Penelope Cruz incarne une prostituée mythomane dans le prochain Woody Allen, le seul film qui vaut la peine d'être vu cet été. Interviewée par L'Express, l'actrice espagnole rigole: "Jouer la putain me va plutôt bien, non? Je plaisante... Enfin, oui mais non. Anna est un imposteur, une femme loufoque qui se déguise et glisse d'une personnalité à l'autre... C'est une sorte de Zelig, qui a un côté délirant, kitsch et drôle, mais aussi d'immenses failles en elle."
"Ce rôle résonne en moi parce qu'il révèle des facettes abruptes, terriblement vraies et, en même temps, si oniriques", confie la muse de Pedro Almodovar, qui s'apprête à tourner avec lui une cinquième fois. "Et parce que j'ai déjà interprété des prostituées au cinéma. D'ailleurs, en me présentant le scénario, Woody m'a dit: "Vous êtes sidérante en putain!" Comment refuser quelque chose à un homme qui regarde à ce point les femmes, toutes les femmes?"

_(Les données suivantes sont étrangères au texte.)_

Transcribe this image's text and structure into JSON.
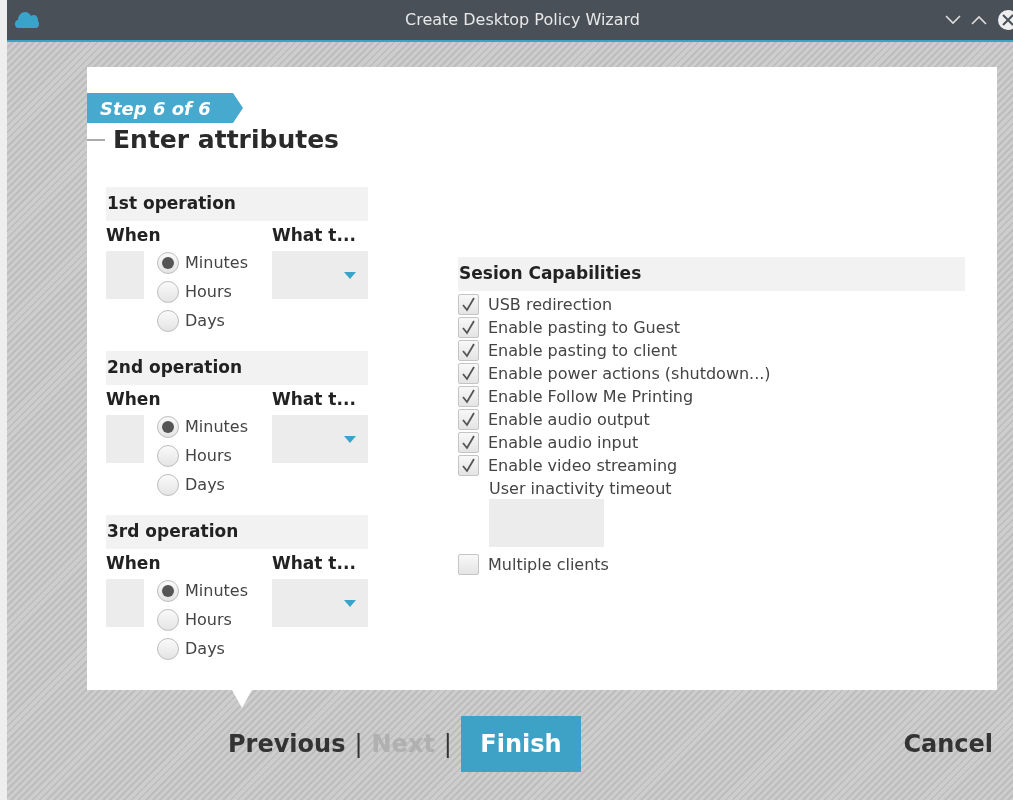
{
  "window": {
    "title": "Create Desktop Policy Wizard"
  },
  "step": "Step 6 of 6",
  "heading": "Enter attributes",
  "operations": [
    {
      "title": "1st operation",
      "when_label": "When",
      "what_label": "What t...",
      "units": [
        {
          "label": "Minutes",
          "selected": true
        },
        {
          "label": "Hours",
          "selected": false
        },
        {
          "label": "Days",
          "selected": false
        }
      ]
    },
    {
      "title": "2nd operation",
      "when_label": "When",
      "what_label": "What t...",
      "units": [
        {
          "label": "Minutes",
          "selected": true
        },
        {
          "label": "Hours",
          "selected": false
        },
        {
          "label": "Days",
          "selected": false
        }
      ]
    },
    {
      "title": "3rd operation",
      "when_label": "When",
      "what_label": "What t...",
      "units": [
        {
          "label": "Minutes",
          "selected": true
        },
        {
          "label": "Hours",
          "selected": false
        },
        {
          "label": "Days",
          "selected": false
        }
      ]
    }
  ],
  "capabilities": {
    "title": "Sesion Capabilities",
    "items": [
      {
        "kind": "checkbox",
        "label": "USB redirection",
        "checked": true
      },
      {
        "kind": "checkbox",
        "label": "Enable pasting to Guest",
        "checked": true
      },
      {
        "kind": "checkbox",
        "label": "Enable pasting to client",
        "checked": true
      },
      {
        "kind": "checkbox",
        "label": "Enable power actions (shutdown...)",
        "checked": true
      },
      {
        "kind": "checkbox",
        "label": "Enable Follow Me Printing",
        "checked": true
      },
      {
        "kind": "checkbox",
        "label": "Enable audio output",
        "checked": true
      },
      {
        "kind": "checkbox",
        "label": "Enable audio input",
        "checked": true
      },
      {
        "kind": "checkbox",
        "label": "Enable video streaming",
        "checked": true
      },
      {
        "kind": "field",
        "label": "User inactivity timeout"
      },
      {
        "kind": "checkbox",
        "label": "Multiple clients",
        "checked": false
      }
    ]
  },
  "footer": [
    {
      "kind": "link",
      "label": "Previous",
      "disabled": false
    },
    {
      "kind": "separator",
      "label": "|"
    },
    {
      "kind": "link",
      "label": "Next",
      "disabled": true
    },
    {
      "kind": "separator",
      "label": "|"
    },
    {
      "kind": "primary",
      "label": "Finish",
      "disabled": false
    },
    {
      "kind": "cancel",
      "label": "Cancel",
      "disabled": false
    }
  ]
}
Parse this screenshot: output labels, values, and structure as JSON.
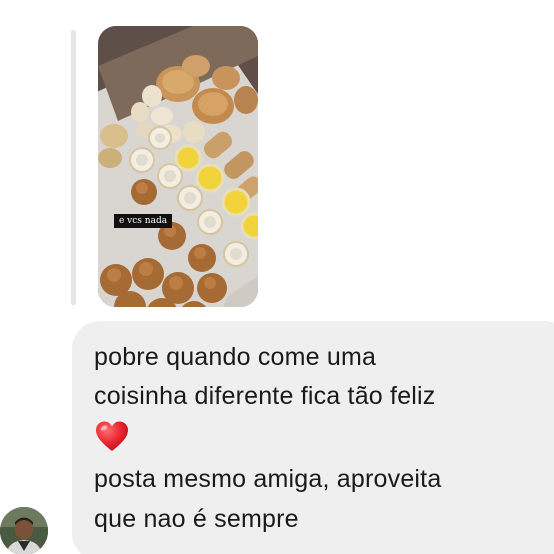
{
  "story": {
    "caption": "e vcs nada"
  },
  "message": {
    "line1": "pobre quando come uma",
    "line2": "coisinha diferente fica tão feliz",
    "emoji": "❤️",
    "line3": "posta mesmo amiga, aproveita",
    "line4": "que nao é sempre"
  },
  "colors": {
    "bubble": "#efefef",
    "heart": "#e8232f",
    "text": "#1a1a1a"
  },
  "icons": {
    "heart": "red-heart-icon"
  }
}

Toujours discrète au sujet de sa vie privée, Penelope évoque tout de même la naissance de son fils, né de son union avec Javier Bardem. "La maternité a tout transformé. De la couleur des fleurs au mouvement du monde. Mon fils, Leonardo, passe avant tout. Désormais, je ne tourne plus qu'un ou deux films par an. Quand je suis loin de lui, je n'ai qu'une pensée: Rapido!"
Loin des paillettes d'Hollywood, la comédienne tient à sa vie madrilène. "Sa naissance a aussi déclenché en moi un retour à mes racines. Je passe le plus de temps possible dans mon pays... Je n'ai pas envie d'élever mes enfants à Los Angeles. J'essaie de préserver ma vie privée et ne cours pas après les soirées glamour. Je préfère réunir des amis chez moi, à Madrid, autour d'une table en bois."